What our engineers assess on every scope of this type
| Parameter | Typical basis | Why it matters |
|---|---|---|
| Device | Plume / Speece / airlift | Matched to depth and demand |
| Plume | CFD / design charts | Places and sizes diffusers |
| Duty | Hypolimnetic O2 demand | Sets oxygen input required |
| Strategy | Destratify vs hypolimnetic | Mix all vs oxygenate deep only |
| Transfer | SOTR / SOTE | Quantifies device efficiency |
| Correction | Alpha/beta/temp | Field vs clean-water performance |
Common questions on reservoir aeration and oxygenation
Because thermal stratification isolates the cold bottom layer, whose oxygen is then consumed by sediment and not replaced, releasing iron, manganese, ammonia and phosphorus. Plume Design Charts restores oxygen to prevent that release and protect raw-water quality.

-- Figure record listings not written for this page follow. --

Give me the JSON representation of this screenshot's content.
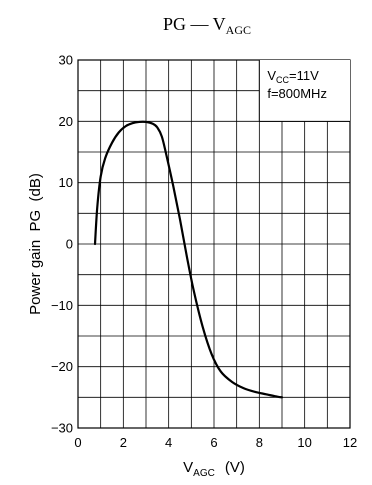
{
  "chart_data": {
    "type": "line",
    "title": {
      "main": "PG — V",
      "sub": "AGC"
    },
    "xlabel": {
      "main": "V",
      "sub": "AGC",
      "unit": "(V)"
    },
    "ylabel": "Power gain  PG  (dB)",
    "xlim": [
      0,
      12
    ],
    "ylim": [
      -30,
      30
    ],
    "x_ticks": [
      "0",
      "2",
      "4",
      "6",
      "8",
      "10",
      "12"
    ],
    "y_ticks": [
      "30",
      "20",
      "10",
      "0",
      "−10",
      "−20",
      "−30"
    ],
    "grid": true,
    "annotation": {
      "line1_main": "V",
      "line1_sub": "CC",
      "line1_rest": "=11V",
      "line2": "f=800MHz"
    },
    "series": [
      {
        "color": "#000000",
        "x": [
          0.75,
          0.85,
          1.0,
          1.2,
          1.5,
          1.8,
          2.1,
          2.4,
          2.7,
          3.0,
          3.3,
          3.5,
          3.7,
          3.9,
          4.2,
          4.5,
          4.8,
          5.1,
          5.5,
          5.9,
          6.3,
          6.8,
          7.3,
          7.8,
          8.3,
          8.8,
          9.0
        ],
        "y": [
          0,
          6,
          11,
          14,
          16.5,
          18.2,
          19.2,
          19.7,
          19.9,
          19.9,
          19.6,
          19.0,
          17.5,
          14.5,
          9.5,
          4.0,
          -2.0,
          -7.5,
          -13.5,
          -18.0,
          -20.8,
          -22.5,
          -23.5,
          -24.1,
          -24.5,
          -24.9,
          -25.0
        ]
      }
    ]
  }
}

Destratification mixes the whole column to break stratification and re-oxygenate the bottom; hypolimnetic aeration adds oxygen to the deep layer while keeping it cold and stratified. The right choice depends on the abstraction regime and objectives.
From the measured hypolimnetic oxygen demand, converted to an oxygen-input requirement using transfer efficiency (SOTR/SOTE) corrected to field conditions with alpha, beta and temperature factors — not a rule of thumb.
Diffused bubble-plume systems, Speece cones and partial- or full-lift airlift designs, selected by reservoir depth and oxygen demand. Plume Design Charts informs which device and diffuser arrangement suits the site.